With all things considered, here’s the ironic kicker. Whether your abrupt, severe, lower back pain is due to a disc injury or a muscle/tendon/ligament injury, you should treat it nearly the same way.

The absolute best things to do in the short term are as follows:

1. REST. Lay off it already! No, literally, lay flat on your stomach or on either side and take it easy. One way or another, you literally have injured tissue. There’s no manipulation or particular exercise that’s going to make it heal faster in the short term. Again, seriously, stop running for the manipulations and wiggling around when what’s most likely needed is REST. Try not to sit for prolonged periods. You can try some gentle press-ups and ice. Massage and modalities like electric “stim” and ultrasound may alleviate muscle pain for a short while. But the main thing you need to do is quit nagging it and give it a chance to heal.

Press-ups are often indicated in the instance of acute, flexion-based back injury.

The mullet is not necessary.




2. Ice is usually best in the first few days. But truly, with back pain there are no hard and fast rules. When I experienced acute lower back pain, ice made me feel stiff and a hot shower was almost miraculous.

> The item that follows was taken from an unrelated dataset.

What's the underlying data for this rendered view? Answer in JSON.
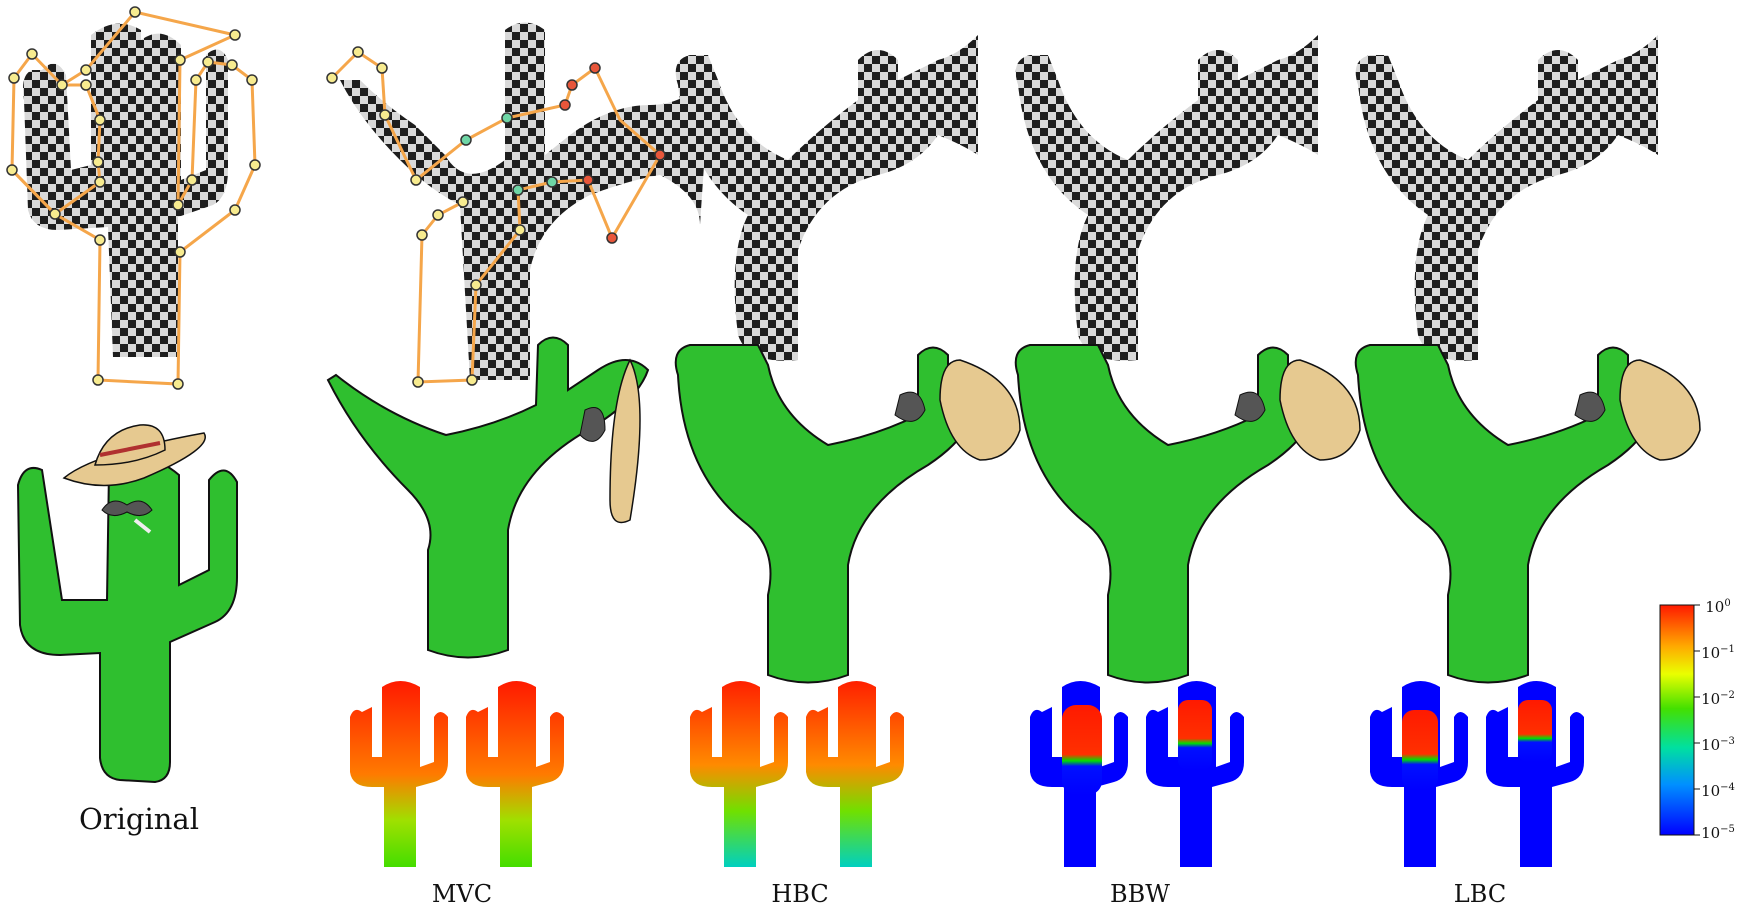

If you tolerate anti-inflammatory medications, take them. Nobody is impressed with anti-medication heroics. Taking a moderate dose of Advil for a few days is usually worthwhile.

3. Avoid flexion/bending activities. I have found that in the acute phase of lower back pain, most people underestimate the importance of staying away from the type of movement that stirred up the issue in the first place. Avoiding slumped sitting and the recliner chair posture is critical. If you feel significantly shifted to one side, and it’s hard to straighten up, try laying on the floor and getting straightened out. Shift your hips to the side that leaves you in line with your shoulders, and simply lie there for a while then try to stand upright, without the lateral shift.
lateral shift   This type of lateral shift needs to be corrected ASAP.
To be clear, avoiding flexion means NOT standing and reaching to your toes. It means NOT kneeling and pushing your chest to the floor. It means NOT laying on your back and pulling your knees toward your chest. All of these stretches cause lumbar flexion and you should not do them! I’m amazed at how many people strain their lower back while bending forward or lifting, and then continue to stretch it by bending forward.

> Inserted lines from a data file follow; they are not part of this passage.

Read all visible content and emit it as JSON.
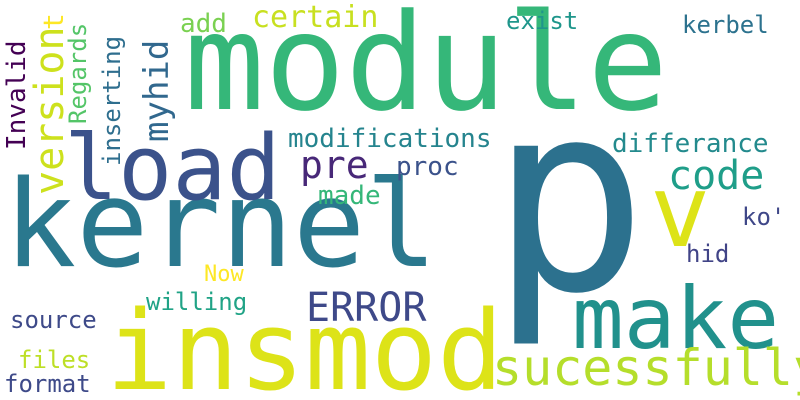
{
  "words": [
    {
      "id": "p",
      "text": "p",
      "color": "#2c718e",
      "rotated": false
    },
    {
      "id": "module",
      "text": "module",
      "color": "#35b779",
      "rotated": false
    },
    {
      "id": "kernel",
      "text": "kernel",
      "color": "#2a788e",
      "rotated": false
    },
    {
      "id": "insmod",
      "text": "insmod",
      "color": "#dde318",
      "rotated": false
    },
    {
      "id": "load",
      "text": "load",
      "color": "#3b528b",
      "rotated": false
    },
    {
      "id": "make",
      "text": "make",
      "color": "#21918c",
      "rotated": false
    },
    {
      "id": "v",
      "text": "v",
      "color": "#dde318",
      "rotated": false
    },
    {
      "id": "sucessfully",
      "text": "sucessfully",
      "color": "#b5de2b",
      "rotated": false
    },
    {
      "id": "version",
      "text": "version",
      "color": "#cde11d",
      "rotated": true
    },
    {
      "id": "error",
      "text": "ERROR",
      "color": "#3e4989",
      "rotated": false
    },
    {
      "id": "code",
      "text": "code",
      "color": "#1f9e89",
      "rotated": false
    },
    {
      "id": "pre",
      "text": "pre",
      "color": "#482878",
      "rotated": false
    },
    {
      "id": "myhid",
      "text": "myhid",
      "color": "#31688e",
      "rotated": true
    },
    {
      "id": "certain",
      "text": "certain",
      "color": "#c8e020",
      "rotated": false
    },
    {
      "id": "modifications",
      "text": "modifications",
      "color": "#25848e",
      "rotated": false
    },
    {
      "id": "differance",
      "text": "differance",
      "color": "#238a8d",
      "rotated": false
    },
    {
      "id": "made",
      "text": "made",
      "color": "#35b779",
      "rotated": false
    },
    {
      "id": "proc",
      "text": "proc",
      "color": "#3b528b",
      "rotated": false
    },
    {
      "id": "willing",
      "text": "willing",
      "color": "#20a386",
      "rotated": false
    },
    {
      "id": "files",
      "text": "files",
      "color": "#bddf26",
      "rotated": false
    },
    {
      "id": "format",
      "text": "format",
      "color": "#3e4a89",
      "rotated": false
    },
    {
      "id": "source",
      "text": "source",
      "color": "#3e4a89",
      "rotated": false
    },
    {
      "id": "now",
      "text": "Now",
      "color": "#fde725",
      "rotated": false
    },
    {
      "id": "add",
      "text": "add",
      "color": "#7ad151",
      "rotated": false
    },
    {
      "id": "exist",
      "text": "exist",
      "color": "#1f968b",
      "rotated": false
    },
    {
      "id": "kerbel",
      "text": "kerbel",
      "color": "#2c728e",
      "rotated": false
    },
    {
      "id": "ko",
      "text": "ko'",
      "color": "#3f4788",
      "rotated": false
    },
    {
      "id": "hid",
      "text": "hid",
      "color": "#414487",
      "rotated": false
    },
    {
      "id": "inserting",
      "text": "inserting",
      "color": "#2e6e8e",
      "rotated": true
    },
    {
      "id": "regards",
      "text": "Regards",
      "color": "#54c568",
      "rotated": true
    },
    {
      "id": "invalid",
      "text": "Invalid",
      "color": "#440154",
      "rotated": true
    },
    {
      "id": "t",
      "text": "t",
      "color": "#fde725",
      "rotated": true
    }
  ]
}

Yes, the bending forward movements do indeed stretch tight muscles. But it also reproduces the mechanism that got you into trouble in the first place! The relief of stretching those muscles will be temporary at best. At worst you will further aggravate or progress a disc problem to a full herniation.

So technically, these three things “to do” when your back goes out are actually non-doing things. And in the immediate short-term, that’s exactly what the doctor ordered to allow time for healing. But after 3 to 5 days, you need to get moving. You need to DO some things and still be careful to avoid doing others.


By the numbers, you probably will get better with this simple advice. You will naturally take it easy, partly because you can’t go hard, partly because you will be more cautious. For a while. But did you know, also by the numbers, that chances are that after you improve and get back to what you like to do, you will experience a more severe episode of similar or progressive symptoms in the future? The last I read on this topic, there is a 90% chance that symptoms will return, and they are usually progressive in nature. What once was a disc tear will have progressed to a full blown disc herniation with sciatica, and you won’t be trying to call that a simple muscle strain.

Above all else…

Given the grim statistics on the natural progression of acute, localized lower back pain, let your personal episode of misery serve as a warning. Once you rest and ice and be very careful to avoid forward bending movements, it’s time to get active. There are plenty of things you should be doing to mitigate or altogether avoid the natural progression. But that’s another essay!